Manifestazione storica La Sciabica

Sciavecarìa: parola della lingua napoletana che, nel nostro lessico famigliare, indica qualche cosa da mangiare, o da spizzicare, che leva l’appetito, o meglio che non nutre sufficientemente; e di conseguenza non fa tanto bene alla salute. Almeno così ho imparato a percepirla – e quindi anche ad usarla – in quanto con questo preciso significato la usava mia madre. Specialmente quando con essa indicava soprattutto quei prodotti che si vendevano sulle bancarelle – o quelle fisse stanziate davanti alle scuole o quelle estemporanee che si vedevano durante le feste di paese.
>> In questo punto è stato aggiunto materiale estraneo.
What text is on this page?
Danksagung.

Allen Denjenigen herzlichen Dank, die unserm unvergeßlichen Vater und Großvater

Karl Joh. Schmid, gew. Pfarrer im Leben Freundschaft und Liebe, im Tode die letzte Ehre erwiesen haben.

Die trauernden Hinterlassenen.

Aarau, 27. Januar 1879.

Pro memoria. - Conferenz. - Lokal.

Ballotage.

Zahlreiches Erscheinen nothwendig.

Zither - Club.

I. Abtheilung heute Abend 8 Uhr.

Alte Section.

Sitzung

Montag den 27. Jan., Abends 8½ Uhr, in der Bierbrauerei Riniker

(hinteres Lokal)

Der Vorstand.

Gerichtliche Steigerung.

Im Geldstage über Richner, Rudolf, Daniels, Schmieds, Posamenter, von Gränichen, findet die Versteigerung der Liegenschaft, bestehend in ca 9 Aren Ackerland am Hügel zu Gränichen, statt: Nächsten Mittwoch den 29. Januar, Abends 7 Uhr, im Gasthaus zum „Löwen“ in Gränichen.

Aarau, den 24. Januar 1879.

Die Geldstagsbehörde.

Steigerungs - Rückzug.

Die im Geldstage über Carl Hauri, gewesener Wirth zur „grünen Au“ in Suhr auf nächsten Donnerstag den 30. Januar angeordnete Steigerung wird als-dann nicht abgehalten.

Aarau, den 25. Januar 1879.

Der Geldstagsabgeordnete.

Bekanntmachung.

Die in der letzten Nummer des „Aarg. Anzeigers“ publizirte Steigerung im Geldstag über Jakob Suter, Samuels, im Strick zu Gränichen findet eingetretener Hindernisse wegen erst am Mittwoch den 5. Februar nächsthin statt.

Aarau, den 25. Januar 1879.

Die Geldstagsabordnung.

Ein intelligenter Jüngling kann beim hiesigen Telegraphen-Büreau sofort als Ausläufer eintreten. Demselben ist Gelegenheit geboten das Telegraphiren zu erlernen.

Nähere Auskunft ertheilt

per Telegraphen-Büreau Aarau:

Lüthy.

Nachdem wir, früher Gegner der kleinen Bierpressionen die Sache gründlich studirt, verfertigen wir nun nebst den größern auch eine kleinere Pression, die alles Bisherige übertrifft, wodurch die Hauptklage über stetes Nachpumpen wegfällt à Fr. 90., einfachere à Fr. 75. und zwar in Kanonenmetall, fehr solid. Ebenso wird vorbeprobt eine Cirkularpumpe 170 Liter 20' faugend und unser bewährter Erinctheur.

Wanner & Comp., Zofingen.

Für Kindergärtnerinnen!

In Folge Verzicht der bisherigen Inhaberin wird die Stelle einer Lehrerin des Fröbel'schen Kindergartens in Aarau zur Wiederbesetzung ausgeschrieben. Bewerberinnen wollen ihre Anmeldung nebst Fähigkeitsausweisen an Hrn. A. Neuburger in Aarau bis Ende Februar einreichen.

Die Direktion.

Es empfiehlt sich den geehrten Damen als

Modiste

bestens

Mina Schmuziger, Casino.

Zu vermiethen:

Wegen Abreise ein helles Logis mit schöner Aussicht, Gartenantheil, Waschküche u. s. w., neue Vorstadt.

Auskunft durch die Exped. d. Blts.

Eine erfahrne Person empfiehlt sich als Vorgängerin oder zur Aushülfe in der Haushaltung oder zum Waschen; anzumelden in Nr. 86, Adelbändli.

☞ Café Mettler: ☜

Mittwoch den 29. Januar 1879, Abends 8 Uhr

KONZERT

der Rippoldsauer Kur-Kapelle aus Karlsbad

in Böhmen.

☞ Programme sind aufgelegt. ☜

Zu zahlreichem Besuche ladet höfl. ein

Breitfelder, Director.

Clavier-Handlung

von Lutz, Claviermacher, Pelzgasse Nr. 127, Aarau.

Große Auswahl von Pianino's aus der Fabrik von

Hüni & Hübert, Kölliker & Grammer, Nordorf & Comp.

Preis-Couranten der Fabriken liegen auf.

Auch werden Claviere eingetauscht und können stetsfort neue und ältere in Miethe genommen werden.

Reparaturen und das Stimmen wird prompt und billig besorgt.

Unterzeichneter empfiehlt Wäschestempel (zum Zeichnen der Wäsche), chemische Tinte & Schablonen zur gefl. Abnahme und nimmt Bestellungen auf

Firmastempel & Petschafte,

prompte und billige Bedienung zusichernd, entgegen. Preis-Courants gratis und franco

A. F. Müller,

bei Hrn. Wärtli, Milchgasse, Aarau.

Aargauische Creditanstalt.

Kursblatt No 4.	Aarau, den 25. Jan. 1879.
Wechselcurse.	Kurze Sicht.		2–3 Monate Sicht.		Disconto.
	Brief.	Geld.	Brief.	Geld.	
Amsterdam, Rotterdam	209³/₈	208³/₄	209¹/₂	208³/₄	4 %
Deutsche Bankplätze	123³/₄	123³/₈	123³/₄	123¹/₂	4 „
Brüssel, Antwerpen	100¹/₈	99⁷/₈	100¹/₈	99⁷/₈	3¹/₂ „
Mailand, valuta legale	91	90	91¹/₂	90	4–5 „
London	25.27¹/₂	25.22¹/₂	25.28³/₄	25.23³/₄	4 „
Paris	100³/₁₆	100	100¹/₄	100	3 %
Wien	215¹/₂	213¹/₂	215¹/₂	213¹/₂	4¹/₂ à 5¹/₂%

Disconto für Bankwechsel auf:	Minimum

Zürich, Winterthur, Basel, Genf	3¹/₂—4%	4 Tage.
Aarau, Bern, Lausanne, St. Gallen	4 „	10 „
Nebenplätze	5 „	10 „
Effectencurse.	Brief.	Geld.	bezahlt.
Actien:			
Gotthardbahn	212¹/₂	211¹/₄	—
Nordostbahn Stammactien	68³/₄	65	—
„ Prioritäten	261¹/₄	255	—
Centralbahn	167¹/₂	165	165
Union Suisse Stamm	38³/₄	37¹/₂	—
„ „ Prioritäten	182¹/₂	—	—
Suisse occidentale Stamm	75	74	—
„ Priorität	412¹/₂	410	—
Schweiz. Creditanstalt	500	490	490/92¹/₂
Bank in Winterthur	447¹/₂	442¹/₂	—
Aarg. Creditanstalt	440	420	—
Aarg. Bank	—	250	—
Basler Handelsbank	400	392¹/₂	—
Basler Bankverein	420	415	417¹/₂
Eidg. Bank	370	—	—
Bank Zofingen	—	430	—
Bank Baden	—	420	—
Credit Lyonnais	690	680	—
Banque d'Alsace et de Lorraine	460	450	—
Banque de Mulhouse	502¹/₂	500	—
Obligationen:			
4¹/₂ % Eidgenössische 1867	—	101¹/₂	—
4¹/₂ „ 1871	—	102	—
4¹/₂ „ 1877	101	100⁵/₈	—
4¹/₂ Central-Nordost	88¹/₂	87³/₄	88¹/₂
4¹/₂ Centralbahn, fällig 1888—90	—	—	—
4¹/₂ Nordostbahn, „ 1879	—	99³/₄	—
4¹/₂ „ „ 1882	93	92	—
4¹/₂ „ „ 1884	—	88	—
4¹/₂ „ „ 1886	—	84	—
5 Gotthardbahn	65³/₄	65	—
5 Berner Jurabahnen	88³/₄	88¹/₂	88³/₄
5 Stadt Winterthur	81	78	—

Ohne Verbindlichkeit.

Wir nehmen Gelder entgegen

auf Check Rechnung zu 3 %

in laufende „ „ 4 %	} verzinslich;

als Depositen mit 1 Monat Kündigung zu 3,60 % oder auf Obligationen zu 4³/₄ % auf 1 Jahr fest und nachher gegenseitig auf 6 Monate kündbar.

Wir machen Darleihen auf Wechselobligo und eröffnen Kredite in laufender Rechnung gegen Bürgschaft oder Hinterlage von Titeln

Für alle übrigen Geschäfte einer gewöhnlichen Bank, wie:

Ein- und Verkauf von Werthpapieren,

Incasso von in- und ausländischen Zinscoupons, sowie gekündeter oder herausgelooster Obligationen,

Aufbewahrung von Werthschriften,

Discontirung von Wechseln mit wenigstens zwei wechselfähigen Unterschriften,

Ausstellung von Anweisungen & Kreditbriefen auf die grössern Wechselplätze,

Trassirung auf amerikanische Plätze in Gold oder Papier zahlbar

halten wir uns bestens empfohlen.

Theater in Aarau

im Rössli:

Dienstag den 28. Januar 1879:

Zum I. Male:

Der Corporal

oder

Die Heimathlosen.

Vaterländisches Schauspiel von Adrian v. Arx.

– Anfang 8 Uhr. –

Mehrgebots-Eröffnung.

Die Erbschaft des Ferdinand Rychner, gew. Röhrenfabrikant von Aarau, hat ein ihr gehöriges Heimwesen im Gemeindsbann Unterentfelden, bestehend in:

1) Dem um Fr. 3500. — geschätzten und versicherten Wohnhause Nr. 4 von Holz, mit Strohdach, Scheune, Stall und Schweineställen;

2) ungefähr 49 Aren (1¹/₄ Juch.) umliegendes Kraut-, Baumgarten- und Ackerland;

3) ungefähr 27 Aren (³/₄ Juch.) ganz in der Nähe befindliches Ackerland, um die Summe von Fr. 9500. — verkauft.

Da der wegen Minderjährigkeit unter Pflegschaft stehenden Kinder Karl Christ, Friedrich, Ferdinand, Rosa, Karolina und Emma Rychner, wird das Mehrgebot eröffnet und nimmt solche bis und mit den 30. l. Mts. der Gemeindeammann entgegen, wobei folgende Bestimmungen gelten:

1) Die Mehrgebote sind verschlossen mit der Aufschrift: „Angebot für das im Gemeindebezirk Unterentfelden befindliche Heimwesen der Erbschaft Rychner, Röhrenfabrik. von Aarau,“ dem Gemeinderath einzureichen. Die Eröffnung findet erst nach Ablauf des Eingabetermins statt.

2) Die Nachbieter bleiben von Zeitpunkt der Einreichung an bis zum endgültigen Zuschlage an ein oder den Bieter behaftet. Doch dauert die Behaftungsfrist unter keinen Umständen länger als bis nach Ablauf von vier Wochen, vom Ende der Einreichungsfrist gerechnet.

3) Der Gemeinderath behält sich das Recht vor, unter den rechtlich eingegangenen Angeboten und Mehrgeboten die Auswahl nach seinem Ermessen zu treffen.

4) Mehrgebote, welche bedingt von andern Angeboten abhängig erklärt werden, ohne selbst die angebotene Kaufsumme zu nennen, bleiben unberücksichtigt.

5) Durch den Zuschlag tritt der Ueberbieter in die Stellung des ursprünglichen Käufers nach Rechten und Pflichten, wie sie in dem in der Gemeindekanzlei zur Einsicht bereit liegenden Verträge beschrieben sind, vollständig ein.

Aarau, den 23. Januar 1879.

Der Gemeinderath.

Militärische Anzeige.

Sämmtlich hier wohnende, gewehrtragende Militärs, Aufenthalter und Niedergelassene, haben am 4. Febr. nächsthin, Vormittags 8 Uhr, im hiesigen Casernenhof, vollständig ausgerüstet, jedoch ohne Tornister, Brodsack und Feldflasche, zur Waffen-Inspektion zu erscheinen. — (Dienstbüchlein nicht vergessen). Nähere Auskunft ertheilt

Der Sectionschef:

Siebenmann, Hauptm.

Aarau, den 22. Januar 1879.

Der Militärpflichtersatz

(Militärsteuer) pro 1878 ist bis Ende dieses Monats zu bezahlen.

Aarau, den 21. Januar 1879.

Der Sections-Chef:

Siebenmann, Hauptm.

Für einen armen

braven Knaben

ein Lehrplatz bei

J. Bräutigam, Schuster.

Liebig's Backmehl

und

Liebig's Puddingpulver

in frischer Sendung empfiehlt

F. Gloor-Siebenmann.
Cibo che non era né dolci, né frutta, né merendine: tutte quelle cose, insomma, che, dalle nostre parti, si chiamavano anche con l’espressione, “ ‘u spasso”. Indicando così, nello stesso tempo, e “lo sfizio” che esse procuravano e “il passeggio” che di solito si accompagnava con il loro consumo, secondo le due accezioni che la parola napoletana “spasso” può assumere (polisemia).

Un’analisi più completa o più dettagliata della parola “sciavecarìa” che ne chiarisca i tratti semantici, ci porterebbe ad una comparazione di tutti i possibili significati, oltre al controllo del suo molteplice uso mediante metafora. Operazione per la quale sarebbe indispensabile la più ampia documentazione delle testimonianze della tradizione orale – oltre che delle fonti letterarie – attestanti la presenza di questo vocabolo.
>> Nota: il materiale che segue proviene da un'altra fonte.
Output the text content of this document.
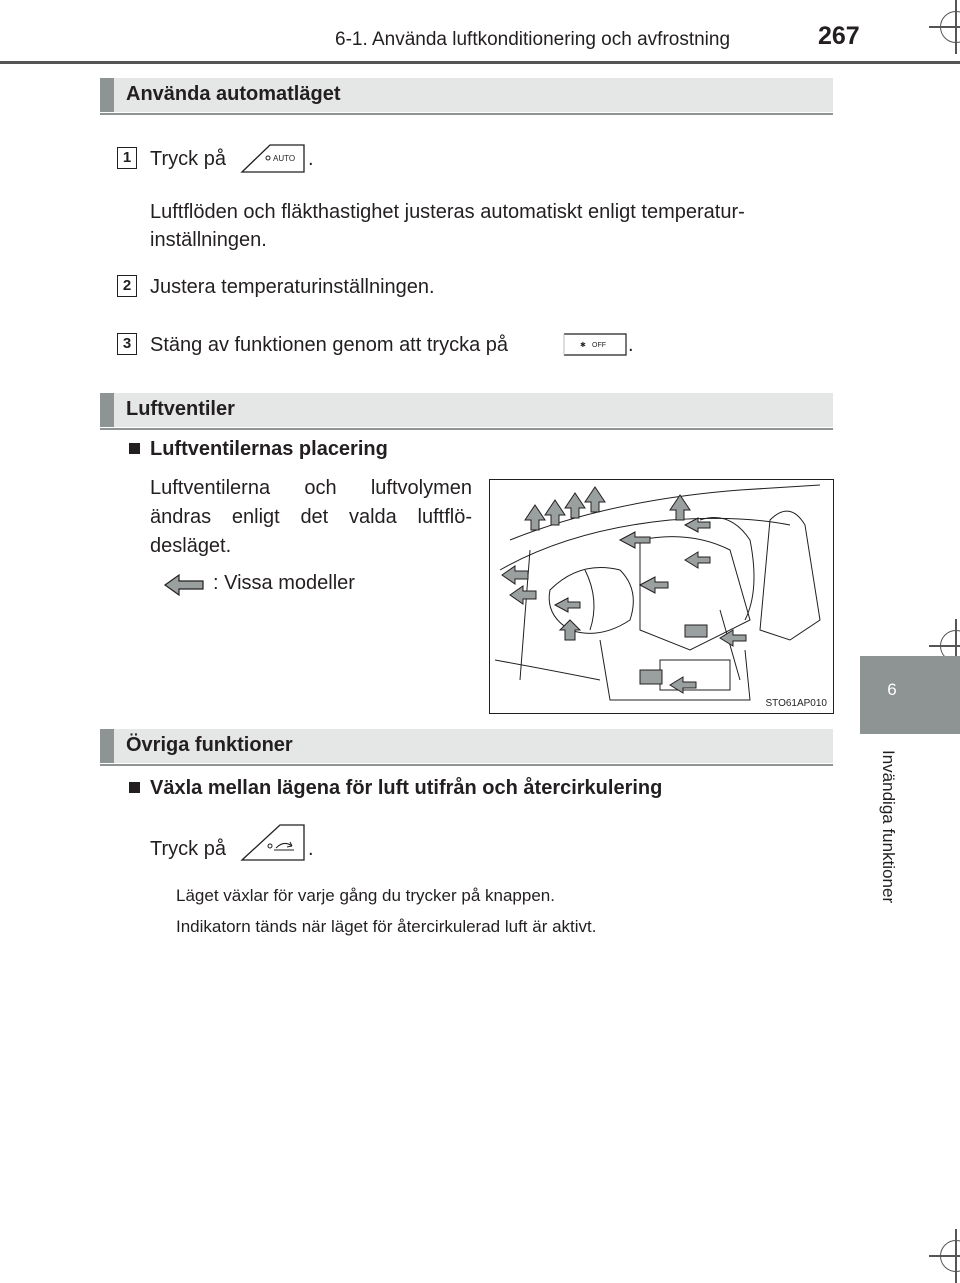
6-1. Använda luftkonditionering och avfrostning	267
6
Invändiga funktioner
Använda automatläget
1 Tryck på	AUTO .
Luftflöden och fläkthastighet justeras automatiskt enligt temperatur-
inställningen.
2 Justera temperaturinställningen.
3 Stäng av funktionen genom att trycka på	✱ OFF .
Luftventiler
Luftventilernas placering
Luftventilerna och luftvolymen
ändras enligt det valda luftflö-
desläget.
: Vissa modeller
STO61AP010
Övriga funktioner
Växla mellan lägena för luft utifrån och återcirkulering
Tryck på	.
Läget växlar för varje gång du trycker på knappen.
Indikatorn tänds när läget för återcirkulerad luft är aktivt.
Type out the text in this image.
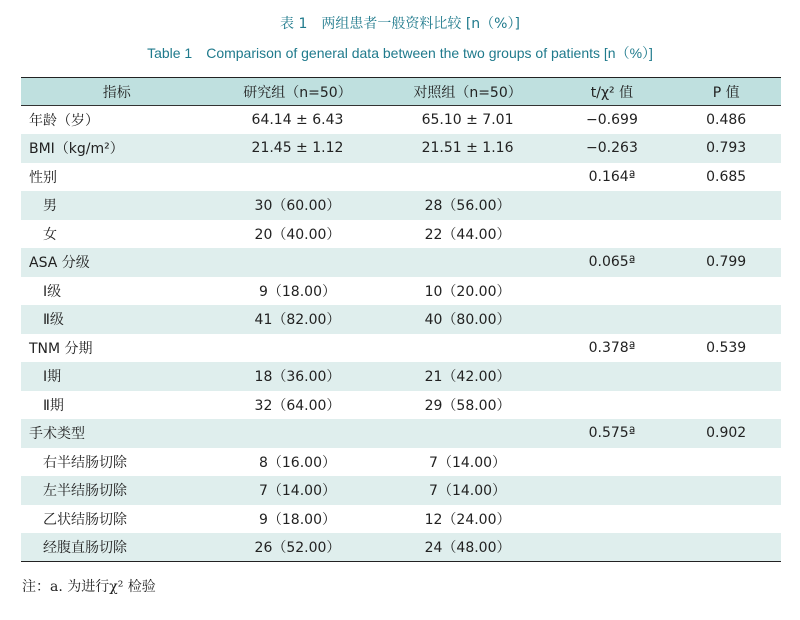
表 1　两组患者一般资料比较 [n（%）]
Table 1　Comparison of general data between the two groups of patients [n（%）]
指标	研究组（n=50）	对照组（n=50）	t/χ² 值	P 值
年龄（岁）	64.14 ± 6.43	65.10 ± 7.01	−0.699	0.486
BMI（kg/m²）	21.45 ± 1.12	21.51 ± 1.16	−0.263	0.793
性别			0.164ª	0.685
男	30（60.00）	28（56.00）		
女	20（40.00）	22（44.00）		
ASA 分级			0.065ª	0.799
Ⅰ级	9（18.00）	10（20.00）		
Ⅱ级	41（82.00）	40（80.00）		
TNM 分期			0.378ª	0.539
Ⅰ期	18（36.00）	21（42.00）		
Ⅱ期	32（64.00）	29（58.00）		
手术类型			0.575ª	0.902
右半结肠切除	8（16.00）	7（14.00）		
左半结肠切除	7（14.00）	7（14.00）		
乙状结肠切除	9（18.00）	12（24.00）		
经腹直肠切除	26（52.00）	24（48.00）		
注：a. 为进行χ² 检验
Mi limiterò invece alla lingua viva, e alla pratica comunicativa attenta e consapevole del ristretto ambito, a me familiare, dell’idioletto del nostro gruppo sociale e della realtà socio-economica del territorio: una regione marittima dove è rimasta viva la memoria della pesca con la sciabica.

La sciabica era un tipo di rete che veniva usata per la pesca a strascico praticata da terra. I pescatori (gli sciabicotti) dalla riva, o stando con i piedi in acqua fino alle ginocchia, trascinavano verso terra – afferrandone le due estremità – la rete (napoletano: ‘a sciàveca), dopo averla lanciata in mare, a mano, in un ampio cerchio. Ma sciabica era detta anche la barchetta, qualora la utilizzassero, usata per distendere la rete, anziché lanciarla a mano. Oppure, anche la stessa intera operazione di pesca.

E sciabica era anche la quantità di pescato raccolto dopo ogni operazione.

Allora possiamo tranquillamente desumere che sciavicherìa sia tutto quanto abbia a che fare con questo tipo di attività marinaresca.

Ora, ritornando alla portata semantica di sciavecaria così come descritta secondo l’uso che se ne fa nella nostra parlata, si comprende come la sua pertinenza sia proprio in riferimento alla parola sciabica e alla pratica di questa attività produttiva. Perciò il suo significato è conseguenza del significato di sciabica. Cioè un tipo di pescato assortito, non di pregio, né per quantità né per qualità. E da qui, attraverso la metafora, anche il significato con cui mia madre utilizzava la parola in oggetto.

Quanto poi alla sua origine la si fa derivare dell’arabo, con o senza la mediazione della lingua spagnola.

Più probabilmente però la parola è entrata nella lingua italiana (toscana) attraverso il siciliano.